In other words, a real number is simply normal in base $b$ if each digit appears with equal frequency. It may not be the case of course that the frequency is well-defined: as you keep computing more and more decimal digits of a number, the frequency of any given digit could keep oscillating.

A real number is normal in base $b$ if the frequency of each length $k$ string of numbers exists and is equal to $1/b^k$.

A rational number can be simply normal in some base. For example, 0.12345678901234567890…. is simply normal in base ten. Rational numbers can’t be normal, since their decimals repeat. Irrational numbers can be normal, and in fact almost every number is normal in the sense of the Lebesgue measure. Champernowne proved that the number

0.123456789101121314…

is normal to every base. Mathematicians believe that $e$ and $\pi$ are normal but no one has ever proved it, or found a proof that they are not normal. It’s tempting to look at some numerical evidence. For example, here are the frequencies of the digits in the first 301029 decimal digits of $e$:

0 30057
1 30283
2 29785
3 30316
4 30206
5 30044
6 30375
7 30065
8 30055
9 29843

Counting these took about 2.4 seconds. Looks like the digit ‘6’ occurs the most often, whereas ‘2’ occurs the least often. Is this about what we’d expect? Here’s the result of a $\chi^2$-test for goodness of fit, the null hypothesis being that the probability of each digit is the same:

X-squared = 11.309, df = 9, p-value = 0.2551

Looks like there’s no reason to be alarmed. Of course, since the normality and simple normality of a number depends only on the “tail” of its expansion, just testing a finite number of digits can be misleading. The rational number defined by the first 301029 digits of $e$ is not normal or simply normal.

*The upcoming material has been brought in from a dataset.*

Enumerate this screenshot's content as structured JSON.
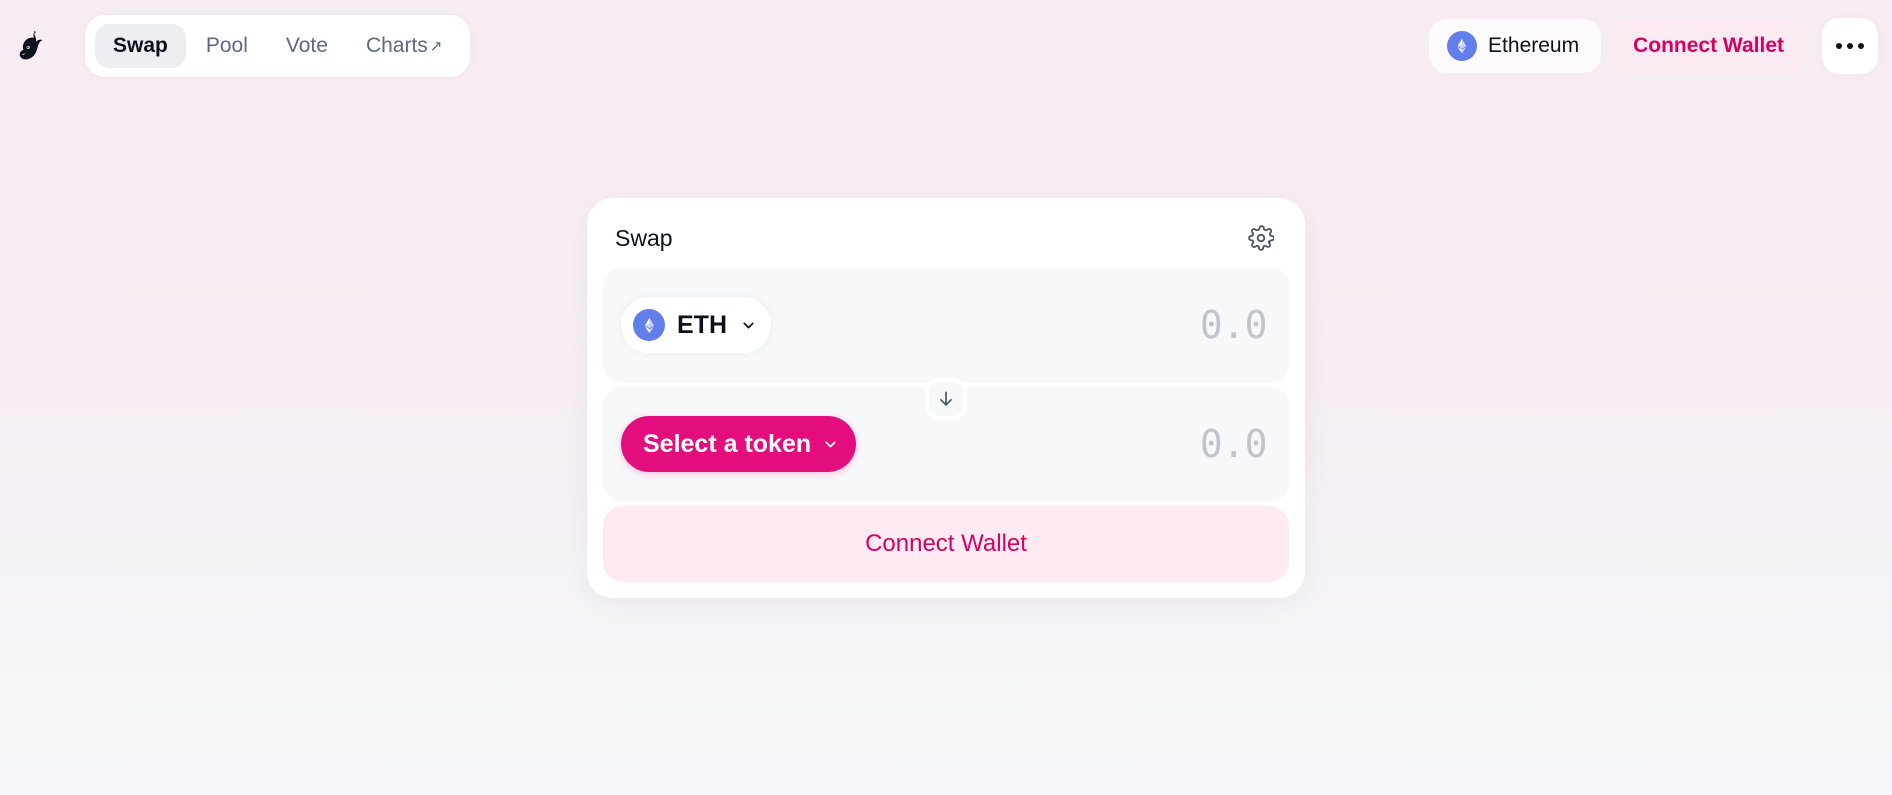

The frequencies for all two digit combinations starts off like this:

00 2957
01 3035
02 3040
03 2978

You probably don’t want to look at the other 96 frequencies. But a $\chi^2$-test reveals the following:

X-squared = 108.06, df = 99, p-value = 0.2506

Although this is rather convincing that $e$ is normal, none of this proves anything. If it is, you’d expect 12345 to occur about three times in the first 301029 digits. In fact it does, the first time starting at the 166412th digit. The sequence 99999 only occurs once, starting at the 290471st digit. Even though the odds are against it, the starting six digit sequence 271828 actually does occur once, at the 252474th digit. Maybe that will help you memorise $e$?